2 Western journalists dead, Syria’s Homs pounded

0
119

Two Western journalists were more than a dozen people killed Wednesday as Syrian forces pounded the rebel city of Homs, activists said, while calls mounted for a truce to allow in humanitarian aid. The latest barrage came a day after security forces killed at least 68 people across Syria, adding to an overall death toll of 7,636 since March when anti-regime protests broke out, the Syrian Observatory for Human Rights said. The toll includes 5,542 civilians, the head of the Britain-based rights monitoring group, Rami Abdel Rahman, told AFP. At least 13 more civilians were killed in shelling of the Baba Amr district of Homs early Wednesday, the 19th straight day that the city in central Syria was being pounded, the Observatory said.

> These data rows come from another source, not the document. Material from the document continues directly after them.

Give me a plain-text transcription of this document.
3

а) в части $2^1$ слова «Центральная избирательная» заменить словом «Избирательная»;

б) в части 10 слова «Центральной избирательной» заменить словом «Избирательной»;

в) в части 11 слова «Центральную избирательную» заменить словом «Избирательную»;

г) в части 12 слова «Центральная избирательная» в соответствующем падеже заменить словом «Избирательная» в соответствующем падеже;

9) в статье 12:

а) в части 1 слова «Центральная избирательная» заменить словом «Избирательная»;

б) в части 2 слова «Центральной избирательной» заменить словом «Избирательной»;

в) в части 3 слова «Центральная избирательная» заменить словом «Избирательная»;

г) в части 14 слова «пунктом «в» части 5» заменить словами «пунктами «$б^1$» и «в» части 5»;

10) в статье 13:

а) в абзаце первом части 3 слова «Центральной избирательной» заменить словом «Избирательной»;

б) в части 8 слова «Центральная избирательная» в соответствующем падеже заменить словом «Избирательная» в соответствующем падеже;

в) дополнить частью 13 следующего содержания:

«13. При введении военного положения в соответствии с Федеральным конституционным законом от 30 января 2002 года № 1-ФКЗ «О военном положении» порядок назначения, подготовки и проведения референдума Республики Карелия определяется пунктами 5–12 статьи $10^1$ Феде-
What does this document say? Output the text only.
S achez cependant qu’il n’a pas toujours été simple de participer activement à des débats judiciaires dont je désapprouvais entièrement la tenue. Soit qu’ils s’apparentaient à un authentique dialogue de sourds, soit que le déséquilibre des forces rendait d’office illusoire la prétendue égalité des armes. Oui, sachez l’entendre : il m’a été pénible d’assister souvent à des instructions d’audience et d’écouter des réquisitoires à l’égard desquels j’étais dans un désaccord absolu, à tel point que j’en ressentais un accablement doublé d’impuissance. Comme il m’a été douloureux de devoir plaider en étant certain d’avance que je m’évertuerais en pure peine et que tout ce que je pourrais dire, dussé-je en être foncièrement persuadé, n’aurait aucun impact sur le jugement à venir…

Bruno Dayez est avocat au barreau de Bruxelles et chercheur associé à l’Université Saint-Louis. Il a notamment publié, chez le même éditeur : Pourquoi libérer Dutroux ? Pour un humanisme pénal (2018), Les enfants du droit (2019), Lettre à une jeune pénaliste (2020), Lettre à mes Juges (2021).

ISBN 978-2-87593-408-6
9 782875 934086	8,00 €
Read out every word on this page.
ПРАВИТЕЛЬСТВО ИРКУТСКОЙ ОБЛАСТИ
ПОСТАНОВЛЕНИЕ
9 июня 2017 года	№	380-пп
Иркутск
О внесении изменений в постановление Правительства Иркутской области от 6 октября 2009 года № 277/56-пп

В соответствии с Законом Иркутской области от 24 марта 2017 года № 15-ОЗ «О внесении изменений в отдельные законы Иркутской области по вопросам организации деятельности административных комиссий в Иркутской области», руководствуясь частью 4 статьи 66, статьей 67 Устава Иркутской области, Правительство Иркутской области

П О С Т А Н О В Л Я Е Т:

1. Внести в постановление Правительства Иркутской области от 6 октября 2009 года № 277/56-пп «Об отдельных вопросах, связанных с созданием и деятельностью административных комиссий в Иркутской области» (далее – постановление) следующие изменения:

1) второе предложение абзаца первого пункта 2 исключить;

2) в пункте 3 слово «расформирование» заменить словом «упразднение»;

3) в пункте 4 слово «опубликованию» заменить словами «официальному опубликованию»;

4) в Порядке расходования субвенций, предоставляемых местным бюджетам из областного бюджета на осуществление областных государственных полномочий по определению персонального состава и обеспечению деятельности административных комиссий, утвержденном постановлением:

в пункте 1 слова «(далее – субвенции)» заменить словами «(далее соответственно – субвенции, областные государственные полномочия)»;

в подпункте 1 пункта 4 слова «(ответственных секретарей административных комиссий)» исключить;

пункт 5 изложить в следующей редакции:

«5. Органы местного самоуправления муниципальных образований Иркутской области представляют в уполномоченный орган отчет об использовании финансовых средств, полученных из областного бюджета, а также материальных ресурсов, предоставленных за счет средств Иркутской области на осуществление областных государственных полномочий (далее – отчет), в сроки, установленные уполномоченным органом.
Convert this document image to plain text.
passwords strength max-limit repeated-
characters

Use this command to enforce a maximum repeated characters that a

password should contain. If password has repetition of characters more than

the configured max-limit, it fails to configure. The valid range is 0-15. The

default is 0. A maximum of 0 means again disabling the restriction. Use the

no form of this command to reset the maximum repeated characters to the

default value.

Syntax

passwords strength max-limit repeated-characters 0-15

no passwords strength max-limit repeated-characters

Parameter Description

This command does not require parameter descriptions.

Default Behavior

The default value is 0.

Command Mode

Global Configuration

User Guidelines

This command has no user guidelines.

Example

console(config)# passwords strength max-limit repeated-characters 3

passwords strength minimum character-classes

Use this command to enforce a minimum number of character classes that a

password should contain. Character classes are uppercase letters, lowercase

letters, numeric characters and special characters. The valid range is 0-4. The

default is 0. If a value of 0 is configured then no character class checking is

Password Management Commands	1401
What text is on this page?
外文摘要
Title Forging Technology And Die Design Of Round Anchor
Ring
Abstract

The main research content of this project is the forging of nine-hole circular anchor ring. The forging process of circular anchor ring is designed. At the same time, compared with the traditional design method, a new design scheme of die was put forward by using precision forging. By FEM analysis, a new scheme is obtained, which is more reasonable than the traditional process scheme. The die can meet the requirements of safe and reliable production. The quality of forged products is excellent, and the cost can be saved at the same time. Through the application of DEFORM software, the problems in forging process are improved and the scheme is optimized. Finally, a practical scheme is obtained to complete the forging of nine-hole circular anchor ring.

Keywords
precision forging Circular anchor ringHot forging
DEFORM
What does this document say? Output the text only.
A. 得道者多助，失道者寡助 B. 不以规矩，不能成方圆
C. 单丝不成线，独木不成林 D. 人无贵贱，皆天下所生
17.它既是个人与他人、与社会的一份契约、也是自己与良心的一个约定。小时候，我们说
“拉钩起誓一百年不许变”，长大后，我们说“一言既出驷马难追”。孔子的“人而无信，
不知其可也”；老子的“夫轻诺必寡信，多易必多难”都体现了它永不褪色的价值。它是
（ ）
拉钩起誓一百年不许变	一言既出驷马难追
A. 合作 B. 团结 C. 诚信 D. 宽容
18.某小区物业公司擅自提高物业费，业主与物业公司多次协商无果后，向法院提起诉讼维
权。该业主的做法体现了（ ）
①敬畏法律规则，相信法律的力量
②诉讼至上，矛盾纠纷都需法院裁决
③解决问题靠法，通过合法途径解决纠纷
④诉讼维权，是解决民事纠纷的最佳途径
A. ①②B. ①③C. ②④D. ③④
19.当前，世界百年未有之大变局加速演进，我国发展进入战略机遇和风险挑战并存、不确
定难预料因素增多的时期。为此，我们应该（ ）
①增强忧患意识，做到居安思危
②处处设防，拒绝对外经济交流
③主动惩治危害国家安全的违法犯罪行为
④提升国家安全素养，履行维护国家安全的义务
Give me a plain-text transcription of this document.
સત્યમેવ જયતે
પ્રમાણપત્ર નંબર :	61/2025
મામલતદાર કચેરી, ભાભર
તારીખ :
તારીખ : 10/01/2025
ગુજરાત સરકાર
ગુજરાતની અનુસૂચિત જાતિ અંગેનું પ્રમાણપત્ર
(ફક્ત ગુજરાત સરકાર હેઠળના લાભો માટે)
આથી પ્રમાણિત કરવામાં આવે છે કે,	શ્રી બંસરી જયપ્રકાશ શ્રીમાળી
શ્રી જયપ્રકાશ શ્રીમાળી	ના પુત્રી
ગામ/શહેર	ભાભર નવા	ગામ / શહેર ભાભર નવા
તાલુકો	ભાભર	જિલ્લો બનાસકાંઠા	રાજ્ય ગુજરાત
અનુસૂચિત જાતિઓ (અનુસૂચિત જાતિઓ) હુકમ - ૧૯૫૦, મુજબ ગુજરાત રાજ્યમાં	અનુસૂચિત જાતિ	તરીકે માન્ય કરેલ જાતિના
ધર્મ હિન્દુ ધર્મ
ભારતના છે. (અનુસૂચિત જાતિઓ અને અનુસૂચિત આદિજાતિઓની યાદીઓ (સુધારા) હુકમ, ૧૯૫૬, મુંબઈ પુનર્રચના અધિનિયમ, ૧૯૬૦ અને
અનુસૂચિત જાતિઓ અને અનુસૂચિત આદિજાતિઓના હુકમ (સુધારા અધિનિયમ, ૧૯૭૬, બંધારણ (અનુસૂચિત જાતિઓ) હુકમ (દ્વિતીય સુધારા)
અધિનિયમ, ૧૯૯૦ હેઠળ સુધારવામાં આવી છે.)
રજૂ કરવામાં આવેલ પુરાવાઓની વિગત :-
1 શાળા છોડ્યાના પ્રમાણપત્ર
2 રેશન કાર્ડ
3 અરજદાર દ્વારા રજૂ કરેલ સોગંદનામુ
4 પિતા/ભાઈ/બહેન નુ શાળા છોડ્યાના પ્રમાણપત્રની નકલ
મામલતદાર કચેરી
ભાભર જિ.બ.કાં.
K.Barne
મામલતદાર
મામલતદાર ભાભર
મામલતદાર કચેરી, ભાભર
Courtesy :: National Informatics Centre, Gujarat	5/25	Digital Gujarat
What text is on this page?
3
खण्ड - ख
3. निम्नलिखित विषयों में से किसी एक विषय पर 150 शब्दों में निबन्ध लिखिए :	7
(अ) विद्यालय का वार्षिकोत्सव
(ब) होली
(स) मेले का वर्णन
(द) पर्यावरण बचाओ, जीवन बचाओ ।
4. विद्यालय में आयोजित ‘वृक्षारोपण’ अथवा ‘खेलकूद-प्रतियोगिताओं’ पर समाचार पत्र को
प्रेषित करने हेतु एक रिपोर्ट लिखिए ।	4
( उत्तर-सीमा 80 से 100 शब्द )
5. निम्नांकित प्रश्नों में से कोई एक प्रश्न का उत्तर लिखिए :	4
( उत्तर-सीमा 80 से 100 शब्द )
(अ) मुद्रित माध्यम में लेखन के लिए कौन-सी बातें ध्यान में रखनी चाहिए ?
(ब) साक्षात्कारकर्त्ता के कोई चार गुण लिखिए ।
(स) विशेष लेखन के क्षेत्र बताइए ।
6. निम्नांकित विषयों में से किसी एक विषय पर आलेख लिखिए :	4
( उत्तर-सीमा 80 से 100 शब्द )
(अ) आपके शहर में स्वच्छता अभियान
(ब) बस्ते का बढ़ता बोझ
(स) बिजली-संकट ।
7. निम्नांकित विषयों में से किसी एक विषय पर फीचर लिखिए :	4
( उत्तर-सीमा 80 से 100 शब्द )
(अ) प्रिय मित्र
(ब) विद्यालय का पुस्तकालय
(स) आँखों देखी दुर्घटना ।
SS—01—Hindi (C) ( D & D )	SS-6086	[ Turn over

American journalist Marie Colvin, who reported for London’s Sunday Times and French freelance photojournalist Remi Ochlik were killed in the bombing of Baba Amr, French Culture Minister Frederic Mitterrand said. France’s President Nicolas Sarkozy said the deaths of the journalists showed that “this regime must go.” Activist Omar Shaker from inside Baba Amr told AFP that two were killed and three others wounded as a shell crashed into a makeshift media centre set up by anti-regime militants.
The French newspaper Le Figaro said one of its reporters, Edith Bouvier, was wounded in the legs. The area remained the target of random shelling, blocking attempts to remove the bodies, Shaker said. French television reporter Gilles Jacquier was killed in Homs last month as a shell exploded amid a group of journalists covering protests in the city on a visit organised by the Syrian authorities.
A Syrian citizen journalist, Rami al-Sayyed, who provided live footage on the Internet from Baba Amr, was killed late Tuesday when a rocket hit a car in which he was travelling, activist Hadi Abdullah told AFP. US State Department Spokesperson Victoria Nuland condemned the death of the two western journalists in a press conference, calling the Syrian government’s use of force “shameless brutality.”